In academia, there are three theories to explain the shape of the yield curve. One is "future expectations"; for example, bond investors who expect higher inflation in the future demand higher yields for longer maturity. This is the one that the media is focused on.
A second theory is "liquidity preference". That is, investors would prefer shorter maturities to longer maturities since they might need the funds for other purposes. Yields have to be higher on longer maturity bonds, therefore, in order to induce investors to tie up their funds longer.
The third theory is "market segmentation". There are natural buyers for certain maturity segments - e.g. banks like shorter maturities, pension funds like longer maturities - and the demand from each area determines yields.
I would add a couple of more explanations. When the Treasury is issuing large amounts of debt, yields tend to back up to attract buyers. However, once the auctions are complete, other factors (see above) will drive the bond market.
The final explanation is one that, thankfully, we have not had to focus on much in this country; namely, investor concerns over defaults.

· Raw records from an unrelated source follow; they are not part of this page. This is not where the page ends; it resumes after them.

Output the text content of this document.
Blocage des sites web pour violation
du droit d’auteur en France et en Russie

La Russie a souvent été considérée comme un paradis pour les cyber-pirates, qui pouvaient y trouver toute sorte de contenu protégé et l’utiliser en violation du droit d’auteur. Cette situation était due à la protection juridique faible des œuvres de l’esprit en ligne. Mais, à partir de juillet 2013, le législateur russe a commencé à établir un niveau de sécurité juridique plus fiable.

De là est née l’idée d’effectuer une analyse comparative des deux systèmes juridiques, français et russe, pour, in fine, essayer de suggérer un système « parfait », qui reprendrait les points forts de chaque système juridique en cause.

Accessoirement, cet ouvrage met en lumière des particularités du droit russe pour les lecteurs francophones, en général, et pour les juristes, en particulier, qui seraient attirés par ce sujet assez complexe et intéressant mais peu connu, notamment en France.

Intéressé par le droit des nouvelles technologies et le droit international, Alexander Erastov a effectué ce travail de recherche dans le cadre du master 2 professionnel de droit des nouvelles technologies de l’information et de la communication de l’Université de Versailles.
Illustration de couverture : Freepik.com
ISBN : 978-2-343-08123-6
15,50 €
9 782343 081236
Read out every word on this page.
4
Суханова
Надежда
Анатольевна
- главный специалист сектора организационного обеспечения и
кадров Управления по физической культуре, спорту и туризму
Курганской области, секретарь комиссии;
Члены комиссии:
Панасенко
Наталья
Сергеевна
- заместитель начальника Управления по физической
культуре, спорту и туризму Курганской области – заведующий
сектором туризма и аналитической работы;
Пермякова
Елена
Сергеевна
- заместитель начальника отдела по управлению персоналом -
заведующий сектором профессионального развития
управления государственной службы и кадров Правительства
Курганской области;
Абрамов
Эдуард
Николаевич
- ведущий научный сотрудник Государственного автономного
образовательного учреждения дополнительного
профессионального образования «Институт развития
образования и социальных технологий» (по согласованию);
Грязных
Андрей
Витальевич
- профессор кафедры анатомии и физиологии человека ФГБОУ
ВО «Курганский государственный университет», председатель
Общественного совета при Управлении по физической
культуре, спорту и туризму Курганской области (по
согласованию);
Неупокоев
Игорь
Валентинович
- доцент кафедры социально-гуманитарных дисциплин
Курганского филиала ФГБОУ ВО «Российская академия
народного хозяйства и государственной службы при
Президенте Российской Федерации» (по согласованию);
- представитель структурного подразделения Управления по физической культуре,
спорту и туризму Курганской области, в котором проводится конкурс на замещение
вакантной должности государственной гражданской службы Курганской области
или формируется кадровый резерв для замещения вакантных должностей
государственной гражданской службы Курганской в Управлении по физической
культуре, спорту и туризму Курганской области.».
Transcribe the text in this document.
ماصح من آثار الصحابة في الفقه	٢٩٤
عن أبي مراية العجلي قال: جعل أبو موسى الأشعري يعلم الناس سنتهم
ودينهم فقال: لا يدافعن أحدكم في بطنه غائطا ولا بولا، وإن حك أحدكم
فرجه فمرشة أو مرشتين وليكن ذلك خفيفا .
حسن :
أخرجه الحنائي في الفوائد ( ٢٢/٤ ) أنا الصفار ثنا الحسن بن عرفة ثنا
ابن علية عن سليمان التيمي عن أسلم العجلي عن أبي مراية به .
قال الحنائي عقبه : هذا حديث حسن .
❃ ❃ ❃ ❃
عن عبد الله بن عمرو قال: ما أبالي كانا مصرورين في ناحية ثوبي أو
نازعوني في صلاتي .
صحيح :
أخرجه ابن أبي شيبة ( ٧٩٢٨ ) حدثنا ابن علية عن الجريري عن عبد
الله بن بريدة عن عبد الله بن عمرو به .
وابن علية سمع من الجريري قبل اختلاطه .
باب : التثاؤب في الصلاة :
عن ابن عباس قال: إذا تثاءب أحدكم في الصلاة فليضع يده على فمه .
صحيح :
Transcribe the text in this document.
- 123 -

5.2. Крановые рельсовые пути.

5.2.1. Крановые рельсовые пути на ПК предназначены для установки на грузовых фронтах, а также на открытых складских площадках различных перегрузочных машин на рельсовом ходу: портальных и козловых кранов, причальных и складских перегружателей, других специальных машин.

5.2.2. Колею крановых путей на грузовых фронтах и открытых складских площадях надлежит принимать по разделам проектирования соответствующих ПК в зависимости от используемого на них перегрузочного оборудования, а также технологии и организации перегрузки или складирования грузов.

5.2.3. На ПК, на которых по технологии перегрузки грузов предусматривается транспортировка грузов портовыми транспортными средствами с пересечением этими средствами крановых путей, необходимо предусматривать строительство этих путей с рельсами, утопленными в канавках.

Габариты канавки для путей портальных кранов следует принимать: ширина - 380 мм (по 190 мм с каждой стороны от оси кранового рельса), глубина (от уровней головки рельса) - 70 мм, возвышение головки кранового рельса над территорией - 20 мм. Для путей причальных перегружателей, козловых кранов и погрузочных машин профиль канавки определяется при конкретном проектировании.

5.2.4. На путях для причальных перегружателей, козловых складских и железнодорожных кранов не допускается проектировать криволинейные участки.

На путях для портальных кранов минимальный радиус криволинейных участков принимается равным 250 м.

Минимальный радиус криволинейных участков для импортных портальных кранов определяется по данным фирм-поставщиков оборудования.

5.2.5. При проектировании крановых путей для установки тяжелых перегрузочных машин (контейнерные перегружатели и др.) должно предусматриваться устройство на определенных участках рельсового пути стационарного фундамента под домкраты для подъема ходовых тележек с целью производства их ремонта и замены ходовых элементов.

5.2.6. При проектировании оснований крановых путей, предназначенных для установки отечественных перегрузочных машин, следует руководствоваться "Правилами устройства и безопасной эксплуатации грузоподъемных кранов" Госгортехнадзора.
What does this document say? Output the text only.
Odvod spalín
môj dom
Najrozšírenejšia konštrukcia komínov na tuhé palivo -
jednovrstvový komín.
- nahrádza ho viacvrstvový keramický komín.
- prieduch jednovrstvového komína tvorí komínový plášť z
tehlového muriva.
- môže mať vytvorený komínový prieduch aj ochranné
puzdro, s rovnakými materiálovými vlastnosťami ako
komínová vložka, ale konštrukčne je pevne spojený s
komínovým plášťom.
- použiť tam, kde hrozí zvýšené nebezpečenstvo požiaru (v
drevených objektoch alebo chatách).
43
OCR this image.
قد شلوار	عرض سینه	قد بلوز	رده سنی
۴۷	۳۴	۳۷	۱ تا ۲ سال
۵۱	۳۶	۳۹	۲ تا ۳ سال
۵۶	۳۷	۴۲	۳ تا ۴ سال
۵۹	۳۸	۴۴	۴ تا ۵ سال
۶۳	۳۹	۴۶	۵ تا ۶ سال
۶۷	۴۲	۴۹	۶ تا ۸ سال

Greek bond yields, for example, have soared in recent weeks as investors are concerned about the possible default or renegotiation of Greek debt. Other countries - Spain, Ireland, Italy - have also seen rising yields in the face of weak inflation pressures due to rising default risk.
The US yield curve shape - the spread in yields from 2 year Treasury notes to 10 year Treasurys - is as wide as it has been in at least 24 years. Investors are huddled in the short maturities as there is a "100% certainty" (according to a recent Merrill Lynch portfolio manager poll) that interest rates will be higher a year from now. I am not so certain about this - inflation is muted, the economic recovery is muted, and the Fed seems "on hold" until at least the middle of next year - but of course I might be missing something.
I think longer maturity rates have been rising for a couple of reasons. One is the growing unease that investors are having with huge government deficits worldwide, especially in the US (recall that Congress just raised the US debt ceiling to nearly $13 trillion). And, second, at year end there is little appetite for portfolio managers to add to interest rate risk.
I'll be keep a close eye on the bond market in the coming weeks. A couple of years ago the debt market was the first to realize the financial crisis that was brewing. Then, earlier this year, the corporate bond market rebounded before stocks started their huge rally this past March.
One final thought: If the bond market is focused on inflationary pressures, how come gold prices keep falling?